We left the Great House in high spirits, for the children had Fanny and me racing each other around the courtyard with hoops and sticks. I was quite touched to hear them cheering so loudly as I took the lead, until I realized that the racket was made on purpose to provoke Sackree into tipping a jug of water from the nursery window.

“Is your gown very wet?” Jane was trying not to smile as we walked down the drive. “I should have warned you about them; they’re little devils. Edward’s decided to take them off to Paris tomorrow. He says he’s tired of all the rain and the mud.” She reached for my arm and linked hers through it. “I don’t know why he thinks Paris will be any better; Madame Bigeon says the weather there is hardly any different to London.”

As we reached the end of the drive I saw someone waving over a garden wall. It was a man who looked about Edward’s age, but much thinner and longer in the face. He didn’t call out or come any closer but carried on doing whatever he was engaged in, which, from the way his mouth opened and closed, appeared to be talking to his laurel bushes.

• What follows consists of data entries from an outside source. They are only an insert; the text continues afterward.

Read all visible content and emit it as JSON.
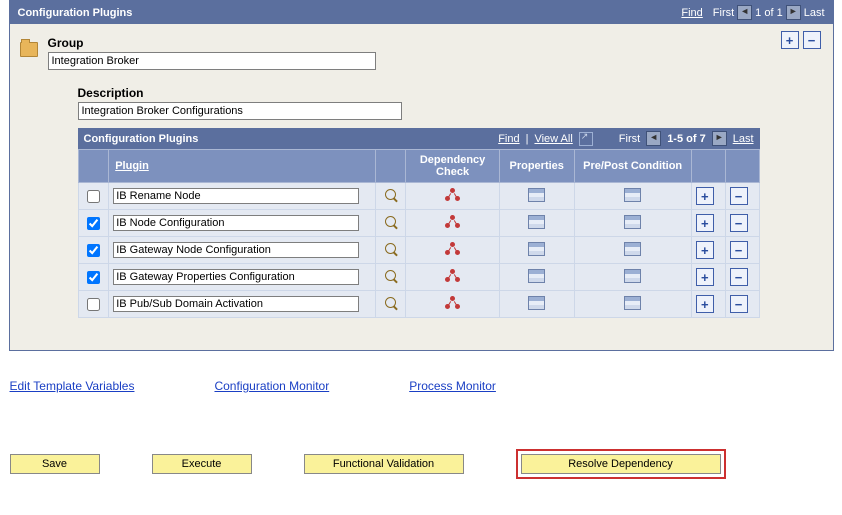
{
  "header": {
    "title": "Configuration Plugins",
    "find": "Find",
    "first": "First",
    "pos": "1 of 1",
    "last": "Last"
  },
  "group": {
    "label": "Group",
    "value": "Integration Broker"
  },
  "description": {
    "label": "Description",
    "value": "Integration Broker Configurations"
  },
  "grid": {
    "title": "Configuration Plugins",
    "find": "Find",
    "viewall": "View All",
    "first": "First",
    "range": "1-5 of 7",
    "last": "Last",
    "cols": {
      "plugin": "Plugin",
      "dep": "Dependency Check",
      "props": "Properties",
      "prepost": "Pre/Post Condition"
    },
    "rows": [
      {
        "checked": false,
        "name": "IB Rename Node"
      },
      {
        "checked": true,
        "name": "IB Node Configuration"
      },
      {
        "checked": true,
        "name": "IB Gateway Node Configuration"
      },
      {
        "checked": true,
        "name": "IB Gateway Properties Configuration"
      },
      {
        "checked": false,
        "name": "IB Pub/Sub Domain Activation"
      }
    ]
  },
  "links": {
    "edit_vars": "Edit Template Variables",
    "config_mon": "Configuration Monitor",
    "proc_mon": "Process Monitor"
  },
  "buttons": {
    "save": "Save",
    "execute": "Execute",
    "functional": "Functional Validation",
    "resolve": "Resolve Dependency"
  }
}
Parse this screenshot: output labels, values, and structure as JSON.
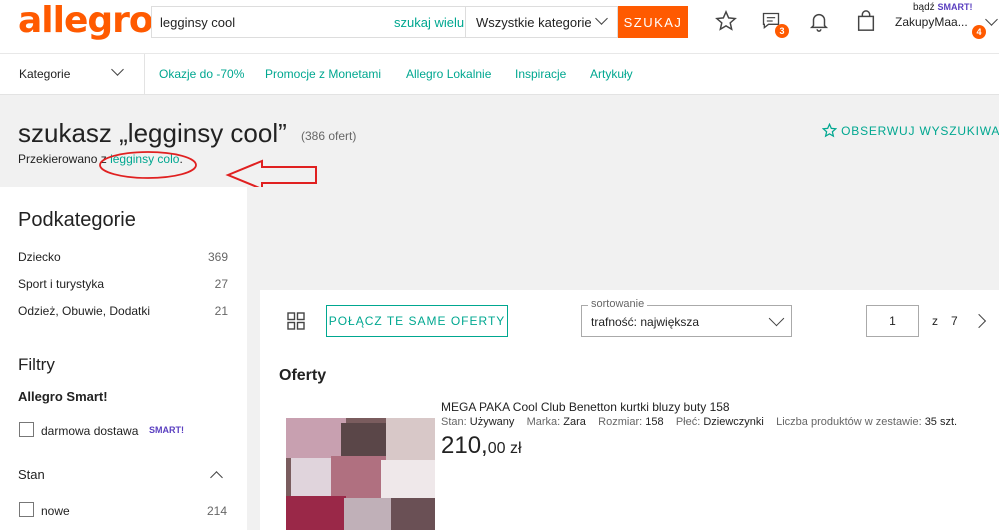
{
  "header": {
    "logo": "allegro",
    "search_value": "legginsy cool",
    "search_many": "szukaj wielu",
    "category": "Wszystkie kategorie",
    "search_button": "SZUKAJ",
    "messages_badge": "3",
    "user_badge": "4",
    "smart_prefix": "bądź",
    "smart_label": "SMART!",
    "user_name": "ZakupyMaa..."
  },
  "nav": {
    "categories": "Kategorie",
    "links": [
      "Okazje do -70%",
      "Promocje z Monetami",
      "Allegro Lokalnie",
      "Inspiracje",
      "Artykuły"
    ]
  },
  "results": {
    "title": "szukasz „legginsy cool”",
    "count": "(386 ofert)",
    "redirect_prefix": "Przekierowano z",
    "redirect_link": "legginsy colo",
    "redirect_suffix": ".",
    "observe": "OBSERWUJ WYSZUKIWAN"
  },
  "sidebar": {
    "subcategories_title": "Podkategorie",
    "subcategories": [
      {
        "label": "Dziecko",
        "count": "369"
      },
      {
        "label": "Sport i turystyka",
        "count": "27"
      },
      {
        "label": "Odzież, Obuwie, Dodatki",
        "count": "21"
      }
    ],
    "filters_title": "Filtry",
    "smart_title": "Allegro Smart!",
    "free_delivery": "darmowa dostawa",
    "smart_badge": "SMART!",
    "condition_title": "Stan",
    "condition_new": "nowe",
    "condition_new_count": "214"
  },
  "toolbar": {
    "merge_button": "POŁĄCZ TE SAME OFERTY",
    "sort_legend": "sortowanie",
    "sort_value": "trafność: największa",
    "page_current": "1",
    "page_of": "z",
    "page_total": "7"
  },
  "offers": {
    "title": "Oferty",
    "items": [
      {
        "title": "MEGA PAKA Cool Club Benetton kurtki bluzy buty 158",
        "condition_label": "Stan:",
        "condition": "Używany",
        "brand_label": "Marka:",
        "brand": "Zara",
        "size_label": "Rozmiar:",
        "size": "158",
        "gender_label": "Płeć:",
        "gender": "Dziewczynki",
        "set_label": "Liczba produktów w zestawie:",
        "set_count": "35 szt.",
        "price_main": "210,",
        "price_cents": "00 zł"
      }
    ]
  },
  "colors": {
    "brand": "#ff5a00",
    "link": "#00a790",
    "smart": "#5a3fc0",
    "annotation": "#e02020"
  }
}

“That’s Reverend Papillon,” Jane hissed as we passed by. “He likes to rehearse his sermons in the garden. I am to marry him, you know.” I turned to her, horrified. Seeing my face she snorted into her handkerchief. “I’m sorry,” she mumbled. “I didn’t mean to alarm you. It’s been a joke in the family ever since we moved to Chawton. He lives with his maiden sister and I don’t think he would marry me if I was the last woman on earth.” She winked at me over the white lace of the handkerchief. “I shouldn’t be mean about him: he actually went out and bought his own copy of
Sense
and
Sensibility
. After church the other day, he asked me if he was the inspiration for Edward Ferrars. I didn’t have the heart to tell him I wrote it fifteen years before we came to live here.”

The cottage was just a few yards away now and I could see Mrs. Austen walking up the path with a basket of carrots. I couldn’t help imagining how happy she would have been to see her daughter married to a parson, however laughable Jane made it sound. And to my shame I realized that I was jealous of the Reverend Papillon, for no other reason than that he was a man and I was not.